Texto de Tomás Sánchez Santiago · Fotografías de Encarna Mozas
Pero de dónde vendrá esa obsesiva necesidad de saludarse de continuo los jugadores de un equipo una y otra vez a lo largo del partido. La costumbre es especialmente llamativa en el baloncesto; entran y salen deprisa de la cancha y necesitan palmearse todos sin excepción, entrechocarse las manos una y otra vez como si hiciera mucho tiempo que no se tratan. «¡Cuánto hace que no nos veíamos!». «Sí, lo menos diez minutos». «Estás como la última vez que te vi». «Tampoco parece pasar el tiempo por tu cara». Qué ridículo. Son signos de cohesión grupal, se me dirá; o tal vez parte de esa ritualidad ceremoniosa de la que siempre se ha rodeado el deporte, aún más de un tiempo a esta parte: tatuajes, uñas afiladísimas, posturas y gestos llamativos porque el mundo entero puede verlos, cabelleras tintadas, maillots brillantes, zapatillas supersónicas… Uno echa de menos aquellos honestos campeones olímpicos que parecían rumiar con la cabeza gacha, como para desaparecer del mundo justo antes de la carrera. Todos dejaban ver su fragilidad como para no alejarse demasiado de nosotros. «Soy uno de los vuestros», parece que quisieran decir con modales y atuendos que no nos eran demasiado ajenos. Abebe Bikila corría descalzo. Y Jonathan Edwards, que saltaba más que nadie, renunció a competir un domingo porque iba contra sus convicciones religiosas, como años antes había hecho otro atleta británico, Eric Liddell. Lo más estrambótico que yo llegué a conocer fue la gorrita con que se tocaba Dave Wottle, aquel corredor de 800 metros que se dejó mecer en la final olímpica de Munich hasta que empezó a remontar adversarios y ganó esa final, apoteósica como ninguna hasta hoy. Por lo demás, eran seres de una normalidad mortal, como cualquiera de nosotros, y precisamente eso los hacía más dignos de admiración. Nos reconocíamos en ellos. Eran de los nuestros, sí. Nada de galácticos.
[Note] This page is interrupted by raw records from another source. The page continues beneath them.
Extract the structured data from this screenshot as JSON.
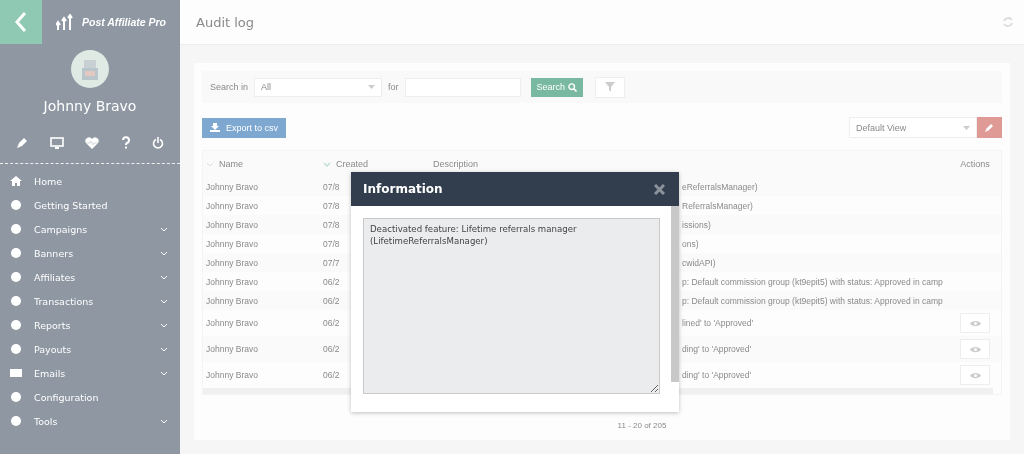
{
  "sidebar": {
    "logo": "Post Affiliate Pro",
    "user_name": "Johnny Bravo",
    "menu": [
      {
        "label": "Home",
        "expandable": false
      },
      {
        "label": "Getting Started",
        "expandable": false
      },
      {
        "label": "Campaigns",
        "expandable": true
      },
      {
        "label": "Banners",
        "expandable": true
      },
      {
        "label": "Affiliates",
        "expandable": true
      },
      {
        "label": "Transactions",
        "expandable": true
      },
      {
        "label": "Reports",
        "expandable": true
      },
      {
        "label": "Payouts",
        "expandable": true
      },
      {
        "label": "Emails",
        "expandable": true
      },
      {
        "label": "Configuration",
        "expandable": false
      },
      {
        "label": "Tools",
        "expandable": true
      }
    ]
  },
  "header": {
    "title": "Audit log"
  },
  "search": {
    "label": "Search in",
    "scope": "All",
    "for_label": "for",
    "button": "Search"
  },
  "export_button": "Export to csv",
  "view_select": "Default View",
  "table": {
    "columns": [
      "Name",
      "Created",
      "Description",
      "Actions"
    ],
    "rows": [
      {
        "name": "Johnny Bravo",
        "created": "07/8",
        "description": "eReferralsManager)",
        "view_button": false
      },
      {
        "name": "Johnny Bravo",
        "created": "07/8",
        "description": "ReferralsManager)",
        "view_button": false
      },
      {
        "name": "Johnny Bravo",
        "created": "07/8",
        "description": "issions)",
        "view_button": false
      },
      {
        "name": "Johnny Bravo",
        "created": "07/8",
        "description": "ons)",
        "view_button": false
      },
      {
        "name": "Johnny Bravo",
        "created": "07/7",
        "description": "cwidAPI)",
        "view_button": false
      },
      {
        "name": "Johnny Bravo",
        "created": "06/2",
        "description": "p: Default commission group (kt9epit5) with status: Approved in camp",
        "view_button": false
      },
      {
        "name": "Johnny Bravo",
        "created": "06/2",
        "description": "p: Default commission group (kt9epit5) with status: Approved in camp",
        "view_button": false
      },
      {
        "name": "Johnny Bravo",
        "created": "06/2",
        "description": "lined' to 'Approved'",
        "view_button": true
      },
      {
        "name": "Johnny Bravo",
        "created": "06/2",
        "description": "ding' to 'Approved'",
        "view_button": true
      },
      {
        "name": "Johnny Bravo",
        "created": "06/2",
        "description": "ding' to 'Approved'",
        "view_button": true
      }
    ],
    "pagination": "11 - 20 of 205"
  },
  "dialog": {
    "title": "Information",
    "text": "Deactivated feature: Lifetime referrals manager\n(LifetimeReferralsManager)"
  }
}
Un armario entreabierto: una invitación a mezclar el orden de los adverbios. Lo de dentro, lo de fuera; lo de aquí, lo de ahí. Todo un poco fronterizo en ese vislumbre entre lo público y lo íntimo. Es como cuando una estación se entromete en otra y nos hace perder de golpe el sentido de la normalidad temporal. Puerta entreabierta. Reino de lo intermedio. La belleza: atisbar por un instante lo invisible. Gramática excitante para el ojo.
El pescadero del barrio me contagia su entusiasmo. Le preguntas por cualquiera de sus pescados y él no se recata en soltar una buena traca de adjetivos que explotan como globos llenos de luz: «Extraordinarios. Especiales. Fresquísimos. Imbatibles». Lo dice con ímpetu ilusionado; tanto que yo se lo compraría todo cada día.
La planta de romero en el camino del río. Ahí está, frondosa, dejándose atusar por las manos numerosas de quienes pasamos cada día ante ella. Cortamos una ramita, la restriego entre las manos y las llevo a la nariz. Toda la frescura de la vida se amontona ahí, en esa fragancia. Parece que tras dejarse invadir por ella, todo tendrá que ir necesariamente bien en la mañana recién estrenada. Lo mismo que dijo Eugénio de Andrade en aquellos versos memorables: «Un poco de olor a heno/ puede alterar el mundo».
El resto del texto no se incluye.